#003-2 ヒミツを嫌う
悪い時に、悪いことは重なるモノで……。
住んでいる土地が、中途半端に片田舎にあるからだろう。
引き起こした騒ぎがご近所に知れ渡ってしまい、僕は同級生から陰口を叩かれるようになっていた。本来なら注意するはずの親同士が波紋を更に広げ、その下にいる子供達にも粘っこい悪意が伝染していったのだった。
ウソだろ。
善意から警察に通報したハズなのに、どうして……。
そう僕は思うも、悪意に壁はない。明くる日、教室の自分の席に座ると、背後からヒソヒソと黒い声が聞こえていたのだった。
「……あいつだろ。パトカー達が走ってた元凶はさ」
「ああ、バカなんじゃないか。狂言なんかしてさ」
「ちょっと、みんなからヒーローみたいに扱われたかったんだろーよー。普段が普段だからさ」
「ねえ、聞こえるよ。っていうか、そういうのやめなのよ。可哀想だから男子は近寄ってあげなって」
「いやだよ、狂言病が移るじゃん! あははは」
事情も知らないのに、クラスメートのヤツらは口々に勝手なことを話していた。お前らだって同じ目にあったかもしれないんだぞ、そう僕は思った。ただ、それが口から飛び出すことはない。自分の席に座ったまま早く休み時間が終わってくれと、度胸のない僕は寝たふりをして願う事しかできなかった。
「……ちょっと、うるさいわよ。そこ、退いてくれるかしら」
僕が耐えていたら、そう凛とした声が急に響く。
少し顔を上げてみると、集団になっているクラスメートをかき分けて歩く火蜜さんの姿があった。別に僕を助けてくれたワケではない。偶々、近くを通り過ぎただけのようで、僕の顔をチラリと覗くだけで遠ざかっていったのだった。
しかし、それだけで……。
品のある立ち振る舞いに、みなの心が奪われた。堂々と僕の悪口を続けていく人は減っていた。若干、陰口を続けようとする男子は残っていたが、無理にしているのが見え見えなので変な空気になっていた。

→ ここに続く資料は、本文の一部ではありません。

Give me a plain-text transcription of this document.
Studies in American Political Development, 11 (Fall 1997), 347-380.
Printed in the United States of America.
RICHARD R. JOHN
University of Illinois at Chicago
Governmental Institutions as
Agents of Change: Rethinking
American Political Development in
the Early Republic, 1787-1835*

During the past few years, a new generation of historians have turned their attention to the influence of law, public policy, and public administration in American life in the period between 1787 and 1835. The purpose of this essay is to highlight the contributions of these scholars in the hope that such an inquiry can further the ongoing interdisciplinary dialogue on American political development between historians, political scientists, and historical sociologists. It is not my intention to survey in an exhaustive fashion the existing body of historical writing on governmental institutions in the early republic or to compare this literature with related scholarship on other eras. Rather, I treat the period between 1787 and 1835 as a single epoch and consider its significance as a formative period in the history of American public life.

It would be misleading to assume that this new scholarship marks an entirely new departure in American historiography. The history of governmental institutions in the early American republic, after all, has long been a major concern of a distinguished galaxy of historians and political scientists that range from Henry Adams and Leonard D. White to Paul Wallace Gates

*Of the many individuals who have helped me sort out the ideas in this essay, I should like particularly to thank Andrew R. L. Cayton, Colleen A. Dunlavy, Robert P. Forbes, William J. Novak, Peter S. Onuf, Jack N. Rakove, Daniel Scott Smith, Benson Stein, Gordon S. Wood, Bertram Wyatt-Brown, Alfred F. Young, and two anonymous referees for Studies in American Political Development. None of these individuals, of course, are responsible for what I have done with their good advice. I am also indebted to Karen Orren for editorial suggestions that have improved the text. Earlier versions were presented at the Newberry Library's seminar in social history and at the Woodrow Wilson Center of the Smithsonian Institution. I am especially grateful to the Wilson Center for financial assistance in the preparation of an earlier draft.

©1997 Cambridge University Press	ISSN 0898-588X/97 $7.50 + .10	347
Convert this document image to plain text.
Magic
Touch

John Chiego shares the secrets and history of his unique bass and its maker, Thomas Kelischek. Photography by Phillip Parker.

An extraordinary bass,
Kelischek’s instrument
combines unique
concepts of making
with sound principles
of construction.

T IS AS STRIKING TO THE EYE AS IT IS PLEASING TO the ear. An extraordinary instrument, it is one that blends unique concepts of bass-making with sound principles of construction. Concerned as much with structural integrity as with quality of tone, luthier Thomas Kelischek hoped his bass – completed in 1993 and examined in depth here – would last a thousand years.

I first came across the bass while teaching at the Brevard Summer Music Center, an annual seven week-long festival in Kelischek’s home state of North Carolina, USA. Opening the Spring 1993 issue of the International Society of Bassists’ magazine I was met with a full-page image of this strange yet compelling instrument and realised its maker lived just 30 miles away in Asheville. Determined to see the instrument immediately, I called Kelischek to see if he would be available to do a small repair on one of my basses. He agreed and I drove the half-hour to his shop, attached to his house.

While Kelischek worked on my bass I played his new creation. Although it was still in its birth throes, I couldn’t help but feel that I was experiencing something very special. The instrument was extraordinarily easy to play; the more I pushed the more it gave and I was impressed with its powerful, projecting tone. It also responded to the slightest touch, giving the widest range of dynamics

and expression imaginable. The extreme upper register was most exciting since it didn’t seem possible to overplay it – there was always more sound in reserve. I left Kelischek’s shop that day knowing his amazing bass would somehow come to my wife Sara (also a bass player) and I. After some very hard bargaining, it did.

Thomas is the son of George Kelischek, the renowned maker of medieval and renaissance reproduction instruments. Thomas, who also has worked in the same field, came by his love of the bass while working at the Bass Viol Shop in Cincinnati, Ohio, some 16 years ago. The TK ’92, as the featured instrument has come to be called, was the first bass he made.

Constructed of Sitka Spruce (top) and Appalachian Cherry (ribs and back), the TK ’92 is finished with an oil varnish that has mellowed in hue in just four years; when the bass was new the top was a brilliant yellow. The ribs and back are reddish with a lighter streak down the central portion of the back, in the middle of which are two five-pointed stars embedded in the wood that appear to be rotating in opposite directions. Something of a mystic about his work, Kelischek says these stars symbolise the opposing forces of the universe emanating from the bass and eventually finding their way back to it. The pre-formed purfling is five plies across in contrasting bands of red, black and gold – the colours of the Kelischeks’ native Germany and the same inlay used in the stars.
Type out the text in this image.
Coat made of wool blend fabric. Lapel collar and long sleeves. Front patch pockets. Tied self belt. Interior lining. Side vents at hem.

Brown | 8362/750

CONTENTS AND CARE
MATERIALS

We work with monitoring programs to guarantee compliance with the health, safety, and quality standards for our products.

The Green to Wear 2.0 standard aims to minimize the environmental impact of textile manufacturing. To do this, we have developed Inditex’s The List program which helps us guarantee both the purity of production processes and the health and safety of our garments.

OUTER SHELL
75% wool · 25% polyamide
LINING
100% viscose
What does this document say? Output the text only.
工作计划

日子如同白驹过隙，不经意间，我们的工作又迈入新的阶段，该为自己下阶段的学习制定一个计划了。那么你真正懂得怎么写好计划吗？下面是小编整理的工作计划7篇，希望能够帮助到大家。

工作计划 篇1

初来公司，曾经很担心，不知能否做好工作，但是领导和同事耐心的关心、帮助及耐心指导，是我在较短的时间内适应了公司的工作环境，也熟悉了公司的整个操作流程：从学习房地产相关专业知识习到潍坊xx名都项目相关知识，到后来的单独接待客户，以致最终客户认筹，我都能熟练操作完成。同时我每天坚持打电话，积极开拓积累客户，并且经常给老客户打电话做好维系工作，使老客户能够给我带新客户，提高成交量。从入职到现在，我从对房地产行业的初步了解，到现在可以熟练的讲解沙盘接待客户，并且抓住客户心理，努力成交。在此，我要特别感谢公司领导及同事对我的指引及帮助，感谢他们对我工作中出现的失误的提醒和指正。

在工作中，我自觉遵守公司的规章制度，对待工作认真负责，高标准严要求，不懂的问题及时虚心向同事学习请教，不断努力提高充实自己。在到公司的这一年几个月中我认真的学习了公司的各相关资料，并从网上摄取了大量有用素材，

火蜜さんのたった一言で、クラスの全てが変わっていったのだった。きっと他の人間が同じ事をしても、同じような結果にはならないだろう。大げさかもしれないが、火蜜さんは自分と違う世界の住人なんだな、と改めて感じずにはいられなかった。
「……ふう」
雑音が静まってきた事に、ひとまず僕はホッと一息付いた。
マシになったとはいえ、今のクラスでの状況は良くない。ただ、1つだけ救いがあるとするなら、火蜜さんは決してヤツらに加わらなかった、という事実ぐらいだろうか……。
僕の陰口を叩くようなマネは一切せず、以前と殆ど変わらぬ態度のままでいてくれたのだ。そのことは素直に感謝したい、そう僕は思っていた。
ただ―――
彼女に変化がなかった、というワケではない。
なぜか、あれ以来、学校が終わると火蜜さんは早々に帰宅してしまうようになっていた。以前のように放課後の秘め事は行われないし、僕から話し掛けようとしても避けられてしまうのだ。元々、クラスでも話す方ではなかったので、以前のままと言えば、以前のままの状況ではあるが……。
タイミングさえあるのなら、正直、僕は火蜜さんに色々と尋ねたかった。
森の中でヒトの指を発見したよね、とか……。
なんで、あそこに落ちていたのを見つけられたのか、とか……。
どうして、森の中なんて所に向かったのか、とか……。
そう、僕は理由を知りたかった。
しかし、今は会話する切欠すらない状況なのだから、頭の中に悶々(もんもん)とした疑問だけが蓄積していったのだ。こんな事になるのなら火蜜さんの携帯電話の番号でも聞いておけばよかったなぁ、そう僕は後悔を噛みしめていた。